Strasser may have been correct that there was nothing “civil” about it; by the account of Weiss, it was characterized by incivility. Strasser’s tweet generated 25,000 likes.

Between January 3 and January 6, 2020, Strasser approvingly tweeted out four separate New York Times opinion pieces denouncing the U.S. killing of an Iranian general, Qassem Soleimani. These were not just perfunctory retweets aimed at promoting his employer’s content; Strasser expressed enthusiasm for the articles: “important piece,” “powerful piece.”

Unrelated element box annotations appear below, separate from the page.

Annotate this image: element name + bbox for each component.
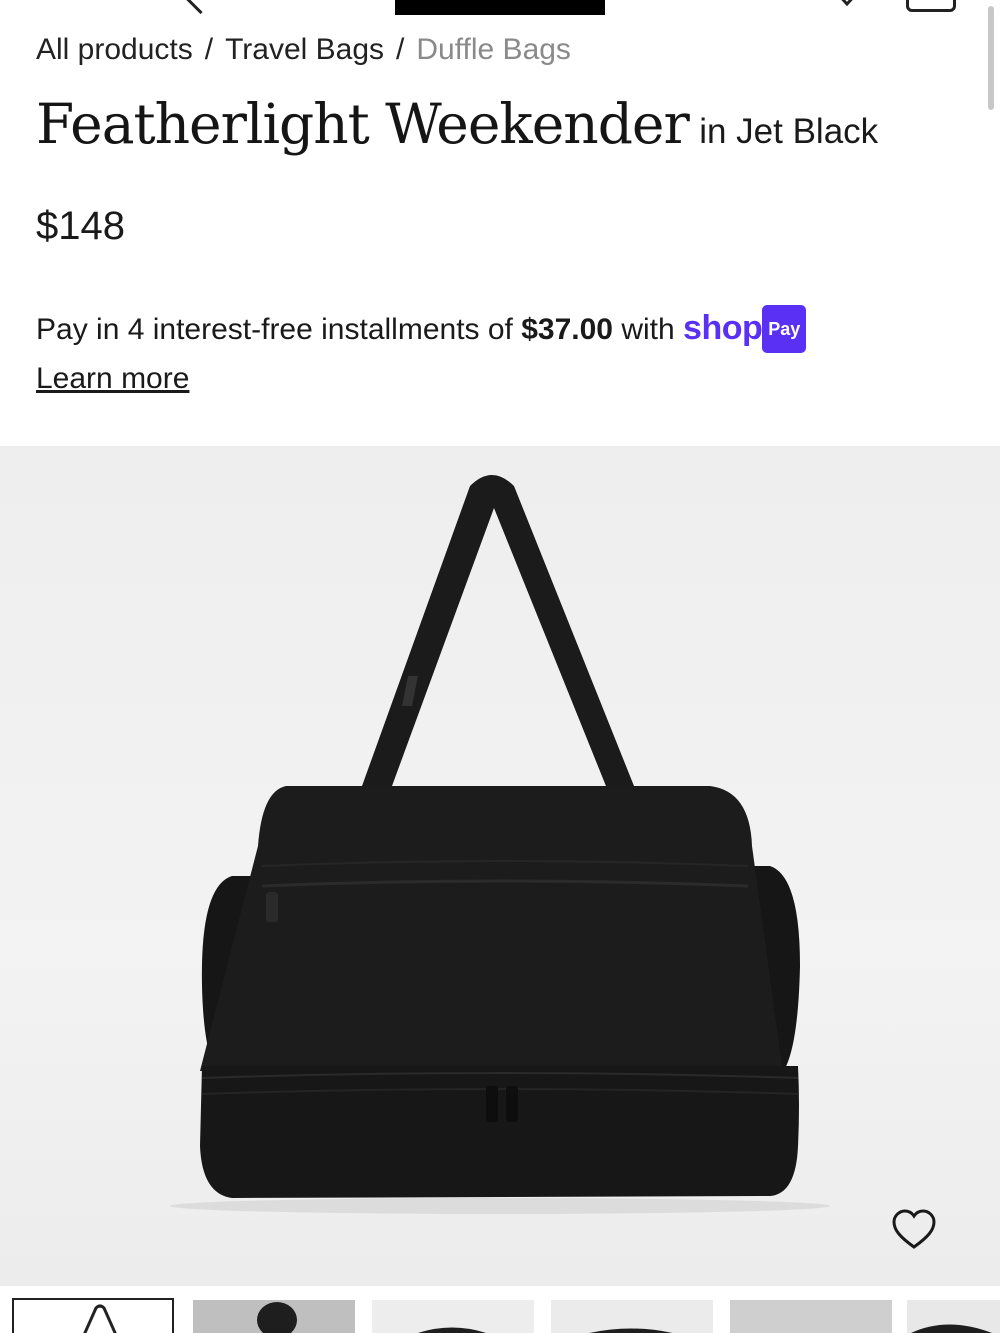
installments-text: Pay in 4 interest-free installments of — [36, 313, 513, 346]
thumbnail-1[interactable] — [12, 1298, 174, 1333]
shop-pay-logo: shop — [683, 309, 763, 347]
breadcrumb-item-all-products[interactable]: All products — [36, 33, 193, 66]
product-heading: Featherlight Weekender in Jet Black — [36, 92, 878, 156]
breadcrumb-item-duffle-bags[interactable]: Duffle Bags — [416, 33, 571, 66]
product-image[interactable] — [0, 446, 1000, 1286]
page-scrollbar[interactable] — [988, 6, 994, 110]
thumbnail-4[interactable] — [551, 1300, 713, 1333]
shop-pay-installments: Pay in 4 interest-free installments of $… — [36, 305, 956, 401]
breadcrumb: All products / Travel Bags / Duffle Bags — [36, 26, 571, 66]
learn-more-link[interactable]: Learn more — [36, 357, 189, 401]
thumbnail-strip — [0, 1298, 1000, 1333]
installment-amount: $37.00 — [521, 313, 613, 346]
installments-with: with — [621, 313, 675, 346]
bag-illustration — [170, 475, 830, 1214]
breadcrumb-item-travel-bags[interactable]: Travel Bags — [225, 33, 384, 66]
top-nav-bar — [0, 0, 1000, 20]
product-color: in Jet Black — [699, 112, 879, 151]
breadcrumb-separator: / — [396, 33, 405, 66]
shopping-bag-icon[interactable] — [906, 0, 956, 12]
brand-logo[interactable] — [395, 0, 605, 15]
heart-icon[interactable] — [834, 0, 860, 6]
product-price: $148 — [36, 204, 125, 248]
thumbnail-5[interactable] — [730, 1300, 892, 1333]
favorite-heart-icon[interactable] — [890, 1206, 938, 1254]
breadcrumb-separator: / — [204, 33, 214, 66]
thumbnail-3[interactable] — [372, 1300, 534, 1333]
product-title: Featherlight Weekender — [36, 92, 690, 156]
shop-pay-badge: Pay — [762, 305, 807, 353]
thumbnail-6[interactable] — [907, 1300, 1000, 1333]
back-chevron-icon[interactable] — [182, 0, 219, 15]
thumbnail-2[interactable] — [193, 1300, 355, 1333]
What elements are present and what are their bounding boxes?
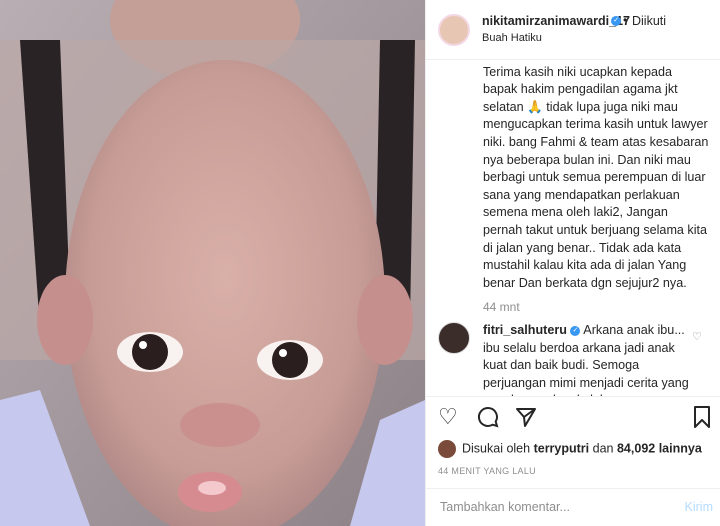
verified-badge-icon: ✓ <box>611 16 621 26</box>
instagram-post-view: nikitamirzanimawardi_17 ✓ • Diikuti Buah… <box>0 0 720 526</box>
comments-list[interactable]: kabulkan. Terima kasih niki ucapkan kepa… <box>426 60 720 396</box>
share-icon[interactable] <box>514 405 538 434</box>
comment-body: fitri_salhuteru ✓ Arkana anak ibu... ibu… <box>483 322 698 396</box>
commenter-avatar[interactable] <box>438 322 470 354</box>
post-header: nikitamirzanimawardi_17 ✓ • Diikuti Buah… <box>426 0 720 60</box>
post-location[interactable]: Buah Hatiku <box>482 32 542 44</box>
comment-input[interactable]: Tambahkan komentar... <box>440 500 570 514</box>
verified-badge-icon: ✓ <box>570 325 581 336</box>
commenter-username[interactable]: fitri_salhuteru <box>483 323 567 337</box>
likes-count[interactable]: 84,092 <box>617 441 655 455</box>
post-photo[interactable] <box>0 0 425 526</box>
add-comment-bar: Tambahkan komentar... Kirim <box>426 488 720 526</box>
likes-prefix: Disukai oleh <box>462 441 531 456</box>
author-avatar[interactable] <box>438 14 470 46</box>
caption-time: 44 mnt <box>483 300 520 314</box>
likes-summary: Disukai oleh terryputri dan 84,092 lainn… <box>438 440 702 458</box>
comment-icon[interactable] <box>476 405 500 434</box>
post-timestamp[interactable]: 44 MENIT YANG LALU <box>438 466 536 476</box>
following-button[interactable]: Diikuti <box>632 14 666 28</box>
likes-and: dan <box>592 441 614 456</box>
bookmark-icon[interactable] <box>692 405 712 434</box>
heart-icon[interactable]: ♡ <box>438 405 458 429</box>
baby-photo <box>0 0 425 526</box>
comment-like-icon[interactable]: ♡ <box>692 330 702 343</box>
liker-avatar[interactable] <box>438 440 456 458</box>
author-username[interactable]: nikitamirzanimawardi_17 <box>482 14 630 28</box>
liker-username[interactable]: terryputri <box>534 441 590 455</box>
separator-dot: • <box>623 13 628 27</box>
post-caption: kabulkan. Terima kasih niki ucapkan kepa… <box>483 60 709 290</box>
likes-suffix[interactable]: lainnya <box>659 441 702 455</box>
post-comment-button[interactable]: Kirim <box>685 500 713 514</box>
post-sidebar: nikitamirzanimawardi_17 ✓ • Diikuti Buah… <box>425 0 720 526</box>
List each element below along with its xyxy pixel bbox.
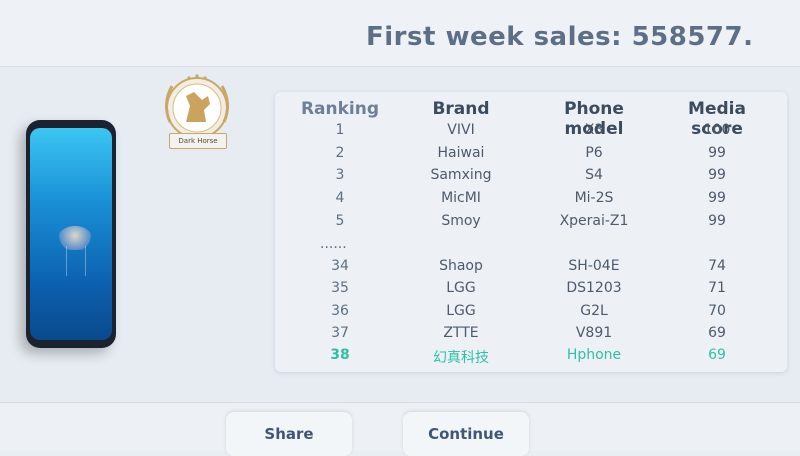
table-row-model: Mi-2S: [574, 190, 614, 206]
phone-image: [26, 120, 116, 348]
table-row-model: DS1203: [566, 280, 622, 296]
table-row-rank: 3: [335, 167, 345, 183]
table-row-rank: 36: [331, 303, 349, 319]
table-row-model: S4: [585, 167, 603, 183]
table-row-brand: Samxing: [430, 167, 492, 183]
table-row-score: 99: [708, 190, 726, 206]
bottom-bar: [0, 402, 800, 451]
highlighted-row-score: 69: [708, 347, 726, 363]
table-row-brand: MicMI: [441, 190, 481, 206]
table-row-rank: 34: [331, 258, 349, 274]
phone-screen: [30, 128, 112, 340]
table-row-score: 99: [708, 145, 726, 161]
highlighted-row-rank: 38: [330, 347, 350, 363]
header-ranking: Ranking: [300, 99, 380, 119]
table-row-model: Xperai-Z1: [559, 213, 629, 229]
table-row-model: P6: [585, 145, 603, 161]
table-row-brand: Haiwai: [437, 145, 485, 161]
table-row-rank: 4: [335, 190, 345, 206]
sales-title: First week sales: 558577.: [366, 22, 754, 52]
table-row-rank: 5: [335, 213, 345, 229]
share-button[interactable]: Share: [226, 412, 352, 456]
table-row-score: 99: [708, 167, 726, 183]
table-row-score: 99: [708, 213, 726, 229]
table-row-score: 70: [708, 303, 726, 319]
table-row-score: 71: [708, 280, 726, 296]
table-row-rank: 35: [331, 280, 349, 296]
table-row-brand: ZTTE: [443, 325, 479, 341]
badge-label: Dark Horse: [169, 133, 227, 149]
table-row-model: G2L: [580, 303, 608, 319]
table-row-brand: Shaop: [439, 258, 483, 274]
table-row-rank: 1: [335, 122, 345, 138]
table-row-brand: Smoy: [441, 213, 481, 229]
continue-button[interactable]: Continue: [403, 412, 529, 456]
table-row-score: 100: [703, 122, 731, 138]
table-row-brand: LGG: [446, 303, 476, 319]
table-row-brand: VIVI: [447, 122, 475, 138]
table-row-score: 74: [708, 258, 726, 274]
table-row-score: 69: [708, 325, 726, 341]
table-row-rank: 2: [335, 145, 345, 161]
header-brand: Brand: [432, 99, 490, 119]
table-row-rank: 37: [331, 325, 349, 341]
highlighted-row-brand: 幻真科技: [433, 350, 489, 366]
table-ellipsis: ......: [320, 236, 347, 252]
table-row-model: SH-04E: [568, 258, 620, 274]
table-row-model: V891: [575, 325, 613, 341]
table-row-brand: LGG: [446, 280, 476, 296]
table-row-model: X3: [584, 122, 604, 138]
jellyfish-tentacles: [66, 246, 86, 276]
highlighted-row-model: Hphone: [566, 347, 622, 363]
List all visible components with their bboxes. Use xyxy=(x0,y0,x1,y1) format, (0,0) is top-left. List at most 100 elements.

That sort of language foreshadows what I’m told is a broader change in the page’s operations following the ouster of editorial page editor James Bennet and his replacement, on an acting basis, with Kathleen Kingsbury. Editors have been told they can refuse to edit pieces they don’t approve of or agree with. Most editors used to edit as well as assign mainly pieces they disagreed with, since the point of the page was to get as many points of view as possible, and the job of editors was to transcend their own views and act as air traffic controllers, not ideological filters.

These editors now also have the power to “red flag” potentially problematic or objectionable articles, effectively pulling them back for further review.

Strasser did not reply to a request for an interview for this story. His LinkedIn profile says that he joined the Times in December 2015 after less than two years at Foreign Policy magazine. He graduated from New Jersey’s Montclair High School in 2005.